Спьяну она частенько поколачивала щуплого Мамедова, за всякую мелочь. То за проданные серебряные ее сережки, то за вазу разбитую случайно, а то и за нежелание удовлетворять горячий, словно чрево вулкана, пыл крановщициной страсти. Гасить то его все равно, потом приходилось, но стоило это Богдану не мало, да и для жизни занятие это было опасным. Несколько раз, чернявая голова Мамедова, застревая промеж мощных ляжек Клавдии сотрясающейся в оргазме, чуть не трескалась словно переспелый арбуз, сдавливаемая будто прессом. Мамедов даже порывался поначалу Клавдию зарезать, когда та отлупив его, и получив наконец порцию недостойных джигита ласк, которые любила больше общепринятых, заваливалась спать, громогласно храпя и распространяя по комнате зловонный перегар. Но, здраво оценивая ситуацию, всякий раз передумывал, понимая, что кроме как у крановщицы, жить ему будет не у кого. Потом Богдан попался, и домом его надолго стала тверская тюрьма.

Третья цель Богдана, была банальна до невозможности. Он хотел выпить водки.

Направляясь к останкинскому телецентру, Богдан заподозрил, что что-то вокруг изменилось. И изменилось кардинально. Первое это запах. Весь летний воздух был пропитан, канализационными испарениями, словно внезапно налетевший на столицу ураган перевернул и выплеснул на тротуары сотни пластиковых кабинок биотуалетов.

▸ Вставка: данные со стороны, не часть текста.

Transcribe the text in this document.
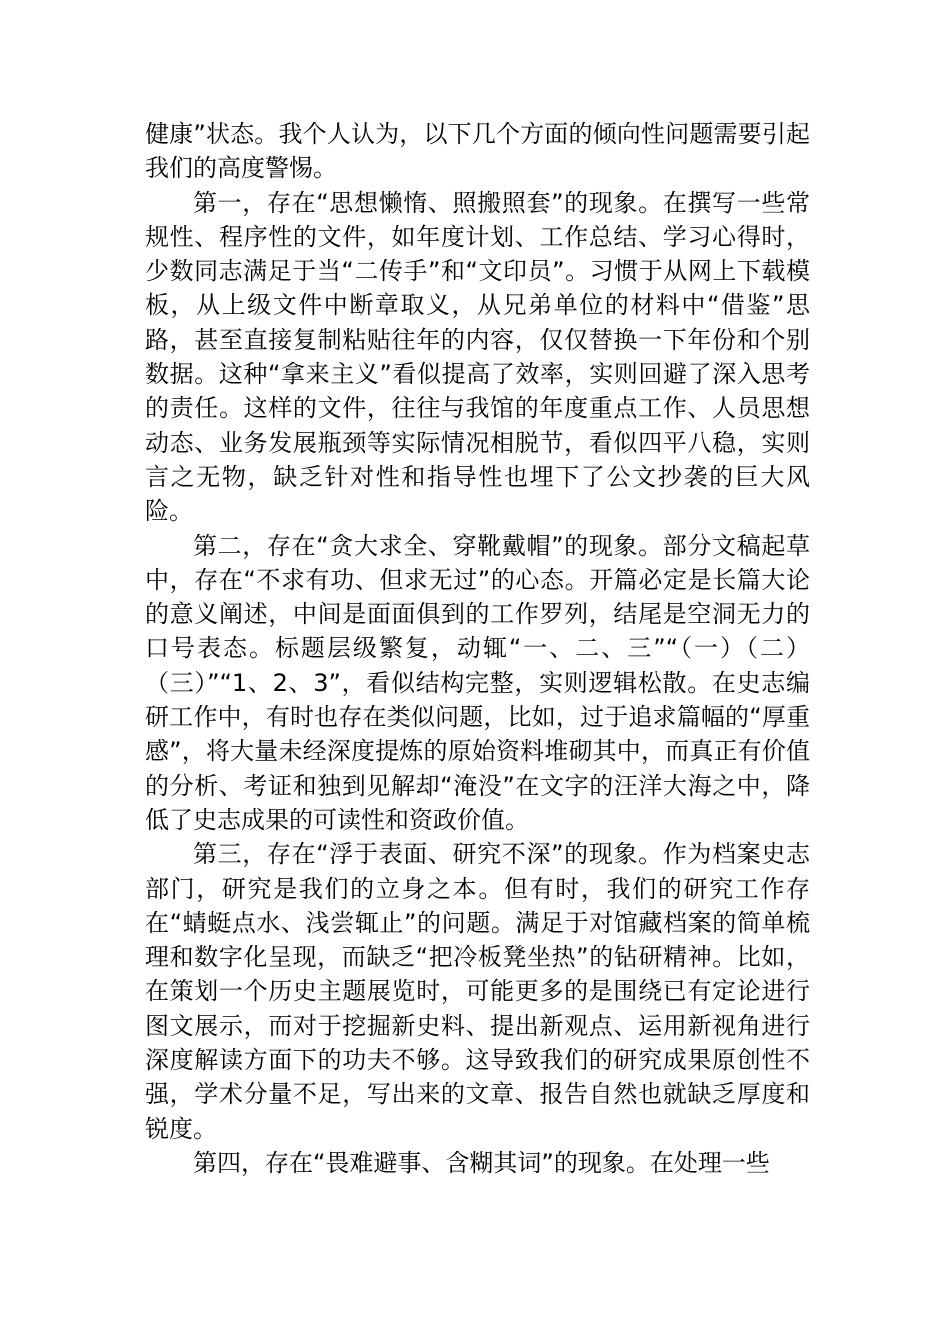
健康”状态。我个人认为，以下几个方面的倾向性问题需要引起我们的高度警惕。

第一，存在“思想懒惰、照搬照套”的现象。在撰写一些常规性、程序性的文件，如年度计划、工作总结、学习心得时，少数同志满足于当“二传手”和“文印员”。习惯于从网上下载模板，从上级文件中断章取义，从兄弟单位的材料中“借鉴”思路，甚至直接复制粘贴往年的内容，仅仅替换一下年份和个别数据。这种“拿来主义”看似提高了效率，实则回避了深入思考的责任。这样的文件，往往与我馆的年度重点工作、人员思想动态、业务发展瓶颈等实际情况相脱节，看似四平八稳，实则言之无物，缺乏针对性和指导性也埋下了公文抄袭的巨大风险。

第二，存在“贪大求全、穿靴戴帽”的现象。部分文稿起草中，存在“不求有功、但求无过”的心态。开篇必定是长篇大论的意义阐述，中间是面面俱到的工作罗列，结尾是空洞无力的口号表态。标题层级繁复，动辄“一、二、三”“（一）（二）（三）”“1、2、3”，看似结构完整，实则逻辑松散。在史志编研工作中，有时也存在类似问题，比如，过于追求篇幅的“厚重感”，将大量未经深度提炼的原始资料堆砌其中，而真正有价值的分析、考证和独到见解却“淹没”在文字的汪洋大海之中，降低了史志成果的可读性和资政价值。

第三，存在“浮于表面、研究不深”的现象。作为档案史志部门，研究是我们的立身之本。但有时，我们的研究工作存在“蜻蜓点水、浅尝辄止”的问题。满足于对馆藏档案的简单梳理和数字化呈现，而缺乏“把冷板凳坐热”的钻研精神。比如，在策划一个历史主题展览时，可能更多的是围绕已有定论进行图文展示，而对于挖掘新史料、提出新观点、运用新视角进行深度解读方面下的功夫不够。这导致我们的研究成果原创性不强，学术分量不足，写出来的文章、报告自然也就缺乏厚度和锐度。

第四，存在“畏难避事、含糊其词”的现象。在处理一些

А второе — башня. Ее не было! Вернее она была, но была совсем не такой, какой Богдан видел ее пять лет назад. Бетонный обрубок архитектурного гиганта, торчал из земли, и напоминал застывший хобот исполинского слона зарытого в недрах города. Из чрева этого хобота тянулись во все стороны сотни шлангов. По всей видимости, они качали от туда что-то. Что Богдан не знал. По мере приближения, вонища усиливалась, и дышать становилось просто-таки опасно для здоровья. Когда Богдан, превозмогая тошноту, подкатывающую к горлу, добрался до здания телецентра, он увидел множество людей возле входа. Среди них были и звезды экрана, много раз виденные Мамедовым в телевизоре, и политические деятели, активно о чем-то спорящие друг с другом, и менты с автоматами, важно разгуливающие среди именитых сограждан. Были здесь и простые люди, отгороженные милицейским кордоном. Они стояли с плакатами и лозунгами, тревожно посматривая на снующих у входа в телецентр звезд. Многие были в респираторах и повязках, а некоторые даже в противогазах. Люди скандировали что-то о бессовестности власти, просили вернуть им смысл жизни и телесериалы, но их похоже никто не слушал.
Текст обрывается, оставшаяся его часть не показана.